„Alles überall auf einmal“ ist wirklich ein Film über alles

Alles überall auf einmal ist nicht die Art von Film, die irgendjemand als generisch bezeichnen könnte. Es ist eine verblüffende Reise durch das Multiversum, die irgendwie dem prosaischsten aller Protagonisten folgt: einer Waschsalonbesitzerin mittleren Alters namens Evelyn (gespielt von Michelle Yeoh).

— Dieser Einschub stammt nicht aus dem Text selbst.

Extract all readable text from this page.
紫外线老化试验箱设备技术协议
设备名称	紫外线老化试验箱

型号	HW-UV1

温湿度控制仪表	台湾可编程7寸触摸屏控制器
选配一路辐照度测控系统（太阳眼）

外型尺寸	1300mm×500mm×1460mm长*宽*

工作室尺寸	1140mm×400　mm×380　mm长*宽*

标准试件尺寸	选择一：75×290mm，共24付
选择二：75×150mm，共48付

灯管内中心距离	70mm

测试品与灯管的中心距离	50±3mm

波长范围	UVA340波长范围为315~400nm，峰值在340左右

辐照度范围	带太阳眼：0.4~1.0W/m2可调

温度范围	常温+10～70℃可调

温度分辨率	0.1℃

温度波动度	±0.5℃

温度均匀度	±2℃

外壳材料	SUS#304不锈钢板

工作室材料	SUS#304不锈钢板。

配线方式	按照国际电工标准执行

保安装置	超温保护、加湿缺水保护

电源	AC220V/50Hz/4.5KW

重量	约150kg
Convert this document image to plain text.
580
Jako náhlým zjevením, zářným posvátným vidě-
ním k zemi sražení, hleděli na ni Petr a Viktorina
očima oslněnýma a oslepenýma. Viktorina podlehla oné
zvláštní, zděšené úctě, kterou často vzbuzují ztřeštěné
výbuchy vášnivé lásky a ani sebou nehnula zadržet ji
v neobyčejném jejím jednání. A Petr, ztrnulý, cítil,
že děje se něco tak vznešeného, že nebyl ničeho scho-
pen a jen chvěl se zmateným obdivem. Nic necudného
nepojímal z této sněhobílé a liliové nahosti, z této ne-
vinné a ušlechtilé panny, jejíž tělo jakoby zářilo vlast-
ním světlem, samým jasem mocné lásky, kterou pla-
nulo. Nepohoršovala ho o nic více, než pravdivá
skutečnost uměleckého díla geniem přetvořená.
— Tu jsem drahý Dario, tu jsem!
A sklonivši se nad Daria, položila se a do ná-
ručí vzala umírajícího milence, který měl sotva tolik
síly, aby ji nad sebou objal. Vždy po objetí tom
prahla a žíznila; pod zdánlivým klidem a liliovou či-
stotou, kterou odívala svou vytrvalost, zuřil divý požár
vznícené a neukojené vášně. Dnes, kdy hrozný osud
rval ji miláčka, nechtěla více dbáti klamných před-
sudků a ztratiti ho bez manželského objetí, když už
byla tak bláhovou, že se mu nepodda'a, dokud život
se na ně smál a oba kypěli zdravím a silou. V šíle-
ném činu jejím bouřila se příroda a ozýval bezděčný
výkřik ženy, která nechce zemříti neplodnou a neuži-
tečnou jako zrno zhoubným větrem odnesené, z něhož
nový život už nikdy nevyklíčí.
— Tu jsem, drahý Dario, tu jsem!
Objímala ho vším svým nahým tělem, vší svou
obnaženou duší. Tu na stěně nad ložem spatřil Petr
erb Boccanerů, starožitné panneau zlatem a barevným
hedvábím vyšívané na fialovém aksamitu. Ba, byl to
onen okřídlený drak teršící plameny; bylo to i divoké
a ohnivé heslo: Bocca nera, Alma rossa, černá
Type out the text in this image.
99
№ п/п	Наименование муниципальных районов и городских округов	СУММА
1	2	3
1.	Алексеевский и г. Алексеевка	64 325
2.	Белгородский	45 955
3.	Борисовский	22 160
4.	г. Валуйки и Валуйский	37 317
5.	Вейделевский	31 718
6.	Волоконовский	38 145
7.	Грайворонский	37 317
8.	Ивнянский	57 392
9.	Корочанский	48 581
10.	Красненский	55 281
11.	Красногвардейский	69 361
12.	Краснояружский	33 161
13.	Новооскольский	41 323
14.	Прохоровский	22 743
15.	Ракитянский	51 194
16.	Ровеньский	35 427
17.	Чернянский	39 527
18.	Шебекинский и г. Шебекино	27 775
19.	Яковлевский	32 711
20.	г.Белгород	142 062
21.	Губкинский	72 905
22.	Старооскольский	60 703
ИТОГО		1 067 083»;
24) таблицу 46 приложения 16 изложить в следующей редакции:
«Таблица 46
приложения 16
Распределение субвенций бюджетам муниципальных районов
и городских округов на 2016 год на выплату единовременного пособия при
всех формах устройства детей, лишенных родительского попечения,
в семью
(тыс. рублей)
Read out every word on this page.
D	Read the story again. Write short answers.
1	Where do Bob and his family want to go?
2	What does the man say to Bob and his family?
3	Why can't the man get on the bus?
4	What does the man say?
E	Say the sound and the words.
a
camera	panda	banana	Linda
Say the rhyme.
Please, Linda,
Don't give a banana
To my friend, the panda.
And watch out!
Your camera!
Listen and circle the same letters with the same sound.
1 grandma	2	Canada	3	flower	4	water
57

Ihr Leben ist so banal und chaotisch geworden wie eine Ladung schmutziger Kleidung, die in einer Waschmaschine herumschleudert – ihre Ehe bröckelt, ihre Tochter zieht sich zurück und ihr Geschäft wird geprüft – aber sie ist die einzige Person, die die gesamte Existenz retten kann . Die Geschichte ist äußerst erfinderisch und jongliert mit Elementen aus Romantik, Action, Komödie, Sci-Fi und Horror, obwohl sie größtenteils in einem Bürogebäude der IRS spielt. Das Grundstück enthält auch a Ratatouille Parodie, eine gefälschte Abspannrolle und viele Kulleraugen. Oh, und habe ich erwähnt, dass ein Alles-Bagel – eigentlich mit allem belegt – eine zentrale Rolle spielt?

Keine Sorge: All dies deckt höchstens 2 Prozent des Films ab. Doch während der Herstellung Alles überall, befürchtete der Co-Regisseur Daniel Kwan, dass der Film nicht genug habe, um sich zu profilieren. Er und Daniel Scheinert – Filmemacher, die zusammen als „Daniels“ bekannt sind – waren bei der Präsentation auf wenig Widerstand von Studioleitern und Produzenten gestoßen, was sich für ein so ehrgeiziges Projekt seltsam anfühlte. Ein oder zwei Wochen nach Drehbeginn ging Kwan „deprimiert“ nach Hause, erzählte er mir. Daniels’ vorheriger Film, Schweizer Armeemann, war so seltsam, so absurd – es ist der Film mit Harry Potter als aufgeblähter Leiche –, dass Kwan sich fragte, ob sie ihren Höhepunkt erreicht hatten, und alles andere, was sie taten, würde sich im Gegensatz dazu viel zu „marktfähig“ anfühlen. Sie drehten einen Film über Multiversen, gerade als Multiversen zu Hollywoods neuester Obsession wurden; Sie wurden sogar darauf angesprochen, die realitätsverzerrende Disney+-Serie zu leiten Lokieine Gelegenheit, die sie abgelehnt hatten, aber das betonte sie nur noch mehr über die Originalität von ihr Multiverse Geschichte. “Ich war wie … Ist das zu breit?“, erinnerte sich Kwan. „Wird sich das mangels eines besseren Vergleichs zu sehr wie ein Marvel-Film anfühlen?

Außerdem, so fuhr er fort, seien die Menschen mit ihren Erzähltaktiken und Grenzüberschreitungen vertraut geworden. Jahrelang hatten sie Musikvideos, Werbespots und Kurzfilme mit auf den Kopf gestellten Bildern, dynamischer Bearbeitung und schrägen Tönen überladen und eine große Anzahl exzentrischer Arbeiten produziert, die oft aggressiv verwirrende Konzepte beinhalteten. Ihre langjährigen Zuschauer wussten, dass sie von ihren Projekten das Unerwartete erwarten konnten, und Alles überall stellte eine zusätzliche Herausforderung dar: Mit seinem Nicken zu In der Stimmung für Liebe und 2001: Eine Weltraum-Odyssee, Der Film war teilweise auf Cinephile ausgerichtet, aber man konnte sich darauf verlassen, dass dieselben Cinephilen die Komponenten des Films intellektualisierten und seine nächsten Schritte vorhersagten. Um erfolgreich zu sein, mussten sie ihre eigenen Ideen übertreffen. Würden sie irgendjemanden noch überraschen können, wenn das Publikum, das am wahrscheinlichsten nach ihrem neuesten Film sucht, wusste, dass es von Anfang an Überraschungen geben würde?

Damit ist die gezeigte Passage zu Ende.